De plus, comme nous l’avons vu dans l’introduction, les G4 sont présents dans des régions clés du génome. Ainsi, un traitement par un ligand des G4 devra avoir plusieurs incidences au niveau du métabolisme cellulaire. Il a été montré que l’utilisation de G4 provoquait la diminution de la transcription de certains oncogènes comme c-kit (Hsu et al., 2009), c-myc, …. De plus, le promoteur de la télomérase elle-même possède la capacité de former des G4, provoquant une diminution de son expression (Palumbo et al., 2009). Et l’utilisation d’un ligand de G4 a été démontrée comme agissant sur l’épissage alternatif de hTERT (Gomez et al., 2004a), aboutissant à une diminution de l’activité de la télomérase. Les cellules cancéreuses sont des cellules en forte prolifération, elles nécessitent donc une importante production protéique, par l’intermédiaire des ribosomes. Or, l’ADN ribosomal est composé d’une séquence riche en G et est susceptible de former des G4 (Hershman et al., 2008). La stabilisation des G4 par une molécule ligand provoque l’inhibition de la transcription des ARNr et induit l’apoptose des cellules (Drygin et al., 2009). Ainsi, lorsqu’une molécule stabilisant les G4 est testée in cellulo, il serait intéressant de pouvoir évaluer l’ensemble des voies altérées. Une étude réalisée en 2002, montre une action combinée sur la transcription de l’oncogène c-myc et sur l’expression de la sous-unité hTERT de la télomérase, reflétant les actions multiples que peuvent avoir un traitement cellulaire par un ligand des G4 (Grand et al., 2002). Cependant, ce traitement multiple pourrait diminuer la sélectivité de la molécule thérapeutique par rapport aux cellules cancéreuses. Actuellement, il semble que certaines molécules reconnaissent ou induisent la formation d’un seul type de structure de G4. Par exemple, la molécule TMPyP4 induit le changement d’une structure parallèle en une structure antiparallèle (Zhang et al., 2009) et peut également déstabiliser certaines structures (Weisman-Shomer et al., 2003).
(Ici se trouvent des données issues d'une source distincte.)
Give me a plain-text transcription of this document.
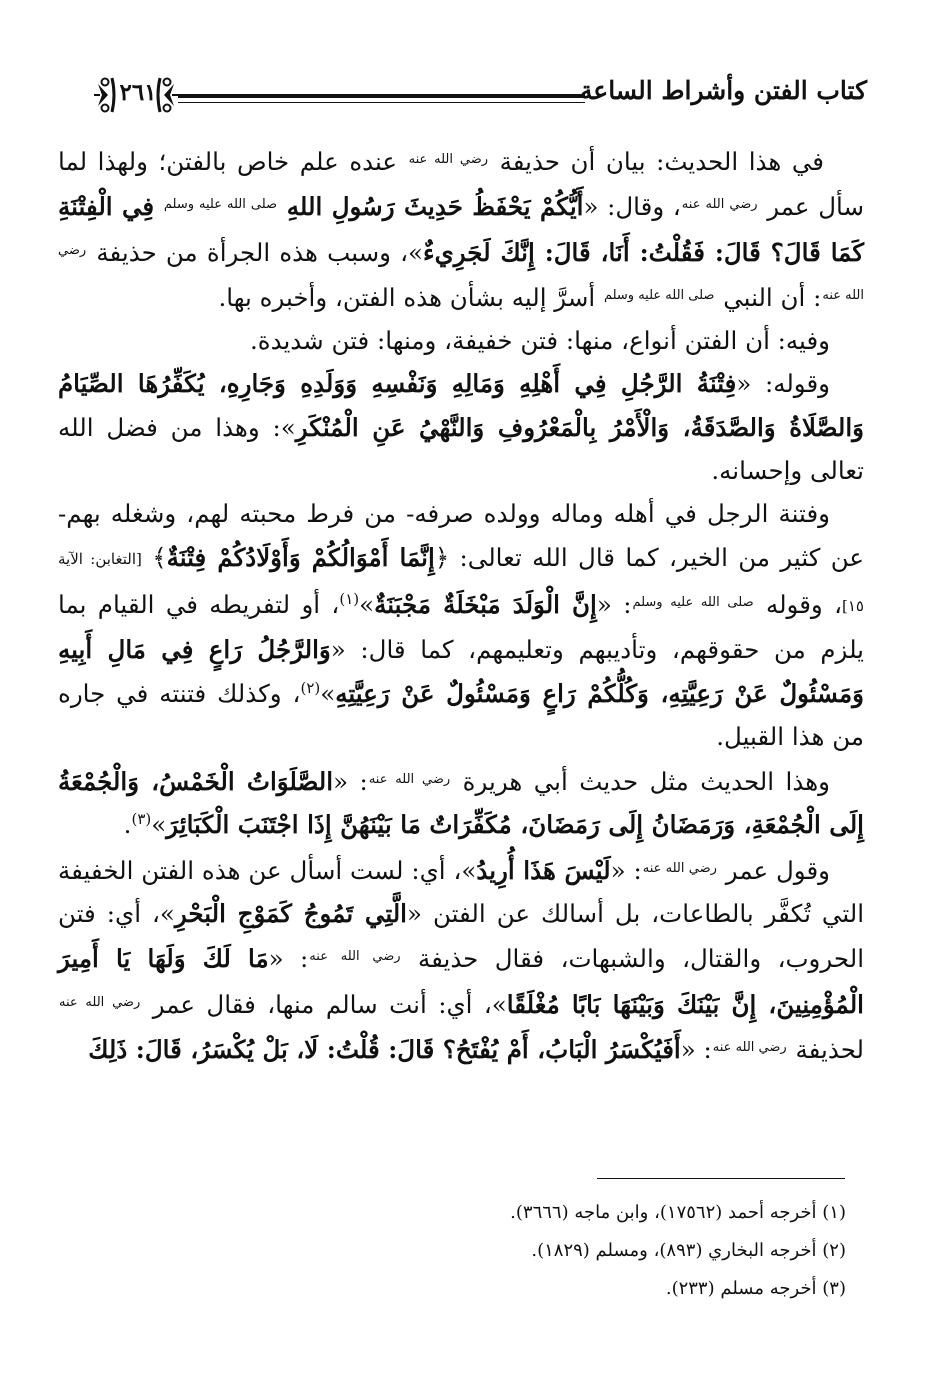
كتاب الفتن وأشراط الساعة
٢٦١

في هذا الحديث: بيان أن حذيفة $^{رضي الله عنه}$ عنده علم خاص بالفتن؛ ولهذا لما سأل عمر $^{رضي الله عنه}$، وقال: «أَيُّكُمْ يَحْفَظُ حَدِيثَ رَسُولِ اللهِ $^{صلى الله عليه وسلم}$ فِي الْفِتْنَةِ كَمَا قَالَ؟ قَالَ: فَقُلْتُ: أَنَا، قَالَ: إِنَّكَ لَجَرِيءٌ»، وسبب هذه الجرأة من حذيفة $^{رضي الله عنه}$: أن النبي $^{صلى الله عليه وسلم}$ أسرَّ إليه بشأن هذه الفتن، وأخبره بها.

وفيه: أن الفتن أنواع، منها: فتن خفيفة، ومنها: فتن شديدة.

وقوله: «فِتْنَةُ الرَّجُلِ فِي أَهْلِهِ وَمَالِهِ وَنَفْسِهِ وَوَلَدِهِ وَجَارِهِ، يُكَفِّرُهَا الصِّيَامُ وَالصَّلَاةُ وَالصَّدَقَةُ، وَالْأَمْرُ بِالْمَعْرُوفِ وَالنَّهْيُ عَنِ الْمُنْكَرِ»: وهذا من فضل الله تعالى وإحسانه.

وفتنة الرجل في أهله وماله وولده صرفه- من فرط محبته لهم، وشغله بهم- عن كثير من الخير، كما قال الله تعالى: ﴿إِنَّمَا أَمْوَالُكُمْ وَأَوْلَادُكُمْ فِتْنَةٌ﴾ [التغابن: الآية ١٥]، وقوله $^{صلى الله عليه وسلم}$: «إِنَّ الْوَلَدَ مَبْخَلَةٌ مَجْبَنَةٌ»$^{(١)}$، أو لتفريطه في القيام بما يلزم من حقوقهم، وتأديبهم وتعليمهم، كما قال: «وَالرَّجُلُ رَاعٍ فِي مَالِ أَبِيهِ وَمَسْئُولٌ عَنْ رَعِيَّتِهِ، وَكُلُّكُمْ رَاعٍ وَمَسْئُولٌ عَنْ رَعِيَّتِهِ»$^{(٢)}$، وكذلك فتنته في جاره من هذا القبيل.

وهذا الحديث مثل حديث أبي هريرة $^{رضي الله عنه}$: «الصَّلَوَاتُ الْخَمْسُ، وَالْجُمْعَةُ إِلَى الْجُمْعَةِ، وَرَمَضَانُ إِلَى رَمَضَانَ، مُكَفِّرَاتٌ مَا بَيْنَهُنَّ إِذَا اجْتَنَبَ الْكَبَائِرَ»$^{(٣)}$.

وقول عمر $^{رضي الله عنه}$: «لَيْسَ هَذَا أُرِيدُ»، أي: لست أسأل عن هذه الفتن الخفيفة التي تُكفَّر بالطاعات، بل أسالك عن الفتن «الَّتِي تَمُوجُ كَمَوْجِ الْبَحْرِ»، أي: فتن الحروب، والقتال، والشبهات، فقال حذيفة $^{رضي الله عنه}$: «مَا لَكَ وَلَهَا يَا أَمِيرَ الْمُؤْمِنِينَ، إِنَّ بَيْنَكَ وَبَيْنَهَا بَابًا مُغْلَقًا»، أي: أنت سالم منها، فقال عمر $^{رضي الله عنه}$ لحذيفة $^{رضي الله عنه}$: «أَفَيُكْسَرُ الْبَابُ، أَمْ يُفْتَحُ؟ قَالَ: قُلْتُ: لَا، بَلْ يُكْسَرُ، قَالَ: ذَلِكَ

(١) أخرجه أحمد (١٧٥٦٢)، وابن ماجه (٣٦٦٦).

(٢) أخرجه البخاري (٨٩٣)، ومسلم (١٨٢٩).

(٣) أخرجه مسلم (٢٣٣).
Ainsi, on peut envisager la synthèse d’une molécule ciblant un seul de type de structure qui aurait une sélectivité plus importante pour les G4 d’une cellule cancéreuse. Il se peut en effet, étant donné les changements de métabolisme dans une cellule cancéreuse par rapport à une cellule saine, que les G4 aient une structure différente, ce qui permettrait de cibler spécifiquement les cellules cancéreuses.